The method further comprises converting the reduced frequency signal into a dc signal, wherein a voltage of the dc signal is proportional to the duty cycle of the reduced frequency signal, and comparing the voltage of the dc signal with a reference voltage proportional to the predetermined duty cycle to obtain the first control signal.

In some embodiments, the delay line control circuit comprises an inverter, a first switch, a second switch, a third switch, a fourth switch and a third comparator, and wherein the inverter is configured to receive a direction control signal and generate an inverted signal of the direction control signal, a first drain/source terminal of the first switch is configured to receive the de signal, a second drain/source terminal of the first switch is connected to a non-inverting input of the third comparator, a gate of the first switch is controlled by the direction control signal, a first drain/source terminal of the second switch is configured to receive the reference voltage proportional to the predetermined duty cycle, a second drain/source terminal of the second switch is connected to the non-inverting input of the third comparator, a gate of the second switch is controlled by the inverted signal of the direction control signal, a first drain/source terminal of the third switch is configured to receive the de signal, a second drain/source terminal of the third switch is connected to an inverting input of the third comparator, a gate of the third switch is controlled by the inverted signal of the direction control signal, a first drain/source terminal of the fourth switch is configured to receive the reference voltage proportional to the predetermined duty cycle, a second drain/source terminal of the fourth switch is connected to the inverting input of the third comparator, a gate of the fourth switch is controlled by the direction control signal, and an output of the third comparator is configured to generate the first control signal.

Although embodiments of the present disclosure and its advantages have been described in detail, it should be understood that various changes, substitutions and alterations can be made herein without departing from the spirit and scope of the disclosure as defined by the appended claims.

Moreover, the scope of the present application is not intended to be limited to the particular embodiments of the process, machine, manufacture, composition of matter, means, methods and steps described in the specification.

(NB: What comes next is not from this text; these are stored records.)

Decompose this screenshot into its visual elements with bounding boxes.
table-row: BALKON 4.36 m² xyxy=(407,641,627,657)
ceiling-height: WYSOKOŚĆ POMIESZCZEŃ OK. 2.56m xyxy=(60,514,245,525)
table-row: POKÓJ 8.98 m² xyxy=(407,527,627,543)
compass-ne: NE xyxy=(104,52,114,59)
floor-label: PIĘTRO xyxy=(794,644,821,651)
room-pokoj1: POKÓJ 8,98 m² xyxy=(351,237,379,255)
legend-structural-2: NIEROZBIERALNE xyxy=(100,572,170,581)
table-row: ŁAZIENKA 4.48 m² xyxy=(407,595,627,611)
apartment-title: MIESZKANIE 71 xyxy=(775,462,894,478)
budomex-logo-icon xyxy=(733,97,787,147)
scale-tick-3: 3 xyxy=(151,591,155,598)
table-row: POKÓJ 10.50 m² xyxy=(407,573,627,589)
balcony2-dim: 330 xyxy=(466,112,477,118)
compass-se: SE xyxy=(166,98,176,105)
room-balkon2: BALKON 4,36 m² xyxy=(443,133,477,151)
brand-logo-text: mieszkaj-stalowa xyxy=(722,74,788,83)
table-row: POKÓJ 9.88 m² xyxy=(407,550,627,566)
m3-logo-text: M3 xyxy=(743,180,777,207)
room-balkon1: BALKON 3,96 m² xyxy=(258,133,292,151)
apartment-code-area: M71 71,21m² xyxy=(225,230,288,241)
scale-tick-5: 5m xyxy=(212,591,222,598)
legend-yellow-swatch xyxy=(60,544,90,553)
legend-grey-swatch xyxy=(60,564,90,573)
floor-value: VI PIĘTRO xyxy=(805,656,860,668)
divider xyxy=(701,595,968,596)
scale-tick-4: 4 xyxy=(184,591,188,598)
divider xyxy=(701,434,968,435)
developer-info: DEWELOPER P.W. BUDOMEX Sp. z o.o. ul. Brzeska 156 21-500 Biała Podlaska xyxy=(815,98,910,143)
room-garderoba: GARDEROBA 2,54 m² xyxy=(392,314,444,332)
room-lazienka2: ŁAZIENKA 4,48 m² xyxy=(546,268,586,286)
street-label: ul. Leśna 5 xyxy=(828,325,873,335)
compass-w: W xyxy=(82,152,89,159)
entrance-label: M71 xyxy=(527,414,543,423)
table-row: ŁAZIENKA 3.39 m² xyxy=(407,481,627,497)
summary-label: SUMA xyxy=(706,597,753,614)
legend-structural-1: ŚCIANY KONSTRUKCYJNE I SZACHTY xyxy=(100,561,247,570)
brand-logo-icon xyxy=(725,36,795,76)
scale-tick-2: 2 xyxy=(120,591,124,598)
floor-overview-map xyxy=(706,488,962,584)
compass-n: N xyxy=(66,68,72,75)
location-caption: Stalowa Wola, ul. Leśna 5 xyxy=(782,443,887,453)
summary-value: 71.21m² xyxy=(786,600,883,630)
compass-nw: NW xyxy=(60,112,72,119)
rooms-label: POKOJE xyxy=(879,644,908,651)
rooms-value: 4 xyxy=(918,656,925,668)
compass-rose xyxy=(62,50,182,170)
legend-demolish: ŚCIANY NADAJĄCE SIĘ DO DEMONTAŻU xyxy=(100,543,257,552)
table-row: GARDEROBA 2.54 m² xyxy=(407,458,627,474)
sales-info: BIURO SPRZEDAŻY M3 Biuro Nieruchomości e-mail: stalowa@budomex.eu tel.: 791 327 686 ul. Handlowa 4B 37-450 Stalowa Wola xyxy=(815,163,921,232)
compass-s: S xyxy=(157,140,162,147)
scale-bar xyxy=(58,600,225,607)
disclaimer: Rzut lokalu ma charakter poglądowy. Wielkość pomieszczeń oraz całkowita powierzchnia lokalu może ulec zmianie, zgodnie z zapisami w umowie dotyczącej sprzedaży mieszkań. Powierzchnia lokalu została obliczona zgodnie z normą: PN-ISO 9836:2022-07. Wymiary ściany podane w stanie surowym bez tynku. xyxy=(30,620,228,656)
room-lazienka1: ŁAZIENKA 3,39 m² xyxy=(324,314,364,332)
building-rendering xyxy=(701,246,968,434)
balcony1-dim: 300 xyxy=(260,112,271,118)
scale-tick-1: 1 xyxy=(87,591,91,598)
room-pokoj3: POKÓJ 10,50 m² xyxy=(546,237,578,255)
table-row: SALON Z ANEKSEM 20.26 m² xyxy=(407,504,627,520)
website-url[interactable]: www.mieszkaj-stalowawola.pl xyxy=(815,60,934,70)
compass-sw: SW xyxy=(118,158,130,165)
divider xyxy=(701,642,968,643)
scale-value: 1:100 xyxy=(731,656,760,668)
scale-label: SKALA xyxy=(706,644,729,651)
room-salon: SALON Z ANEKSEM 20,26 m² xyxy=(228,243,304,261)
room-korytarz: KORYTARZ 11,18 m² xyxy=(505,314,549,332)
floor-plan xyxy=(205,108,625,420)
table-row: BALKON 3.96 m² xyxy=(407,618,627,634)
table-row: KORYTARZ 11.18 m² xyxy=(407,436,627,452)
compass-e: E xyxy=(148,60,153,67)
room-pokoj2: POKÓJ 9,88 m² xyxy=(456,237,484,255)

As one of ordinary skill in the art will readily appreciate from the disclosure of the present disclosure, processes, machines, manufacture, compositions of matter, means, methods, or steps, presently existing or later to be developed, that perform substantially the same function or achieve substantially the same result as the corresponding embodiments described herein may be utilized according to the present disclosure. Accordingly, the appended claims are intended to include within their scope such processes, machines, manufacture, compositions of matter, means, methods, or steps.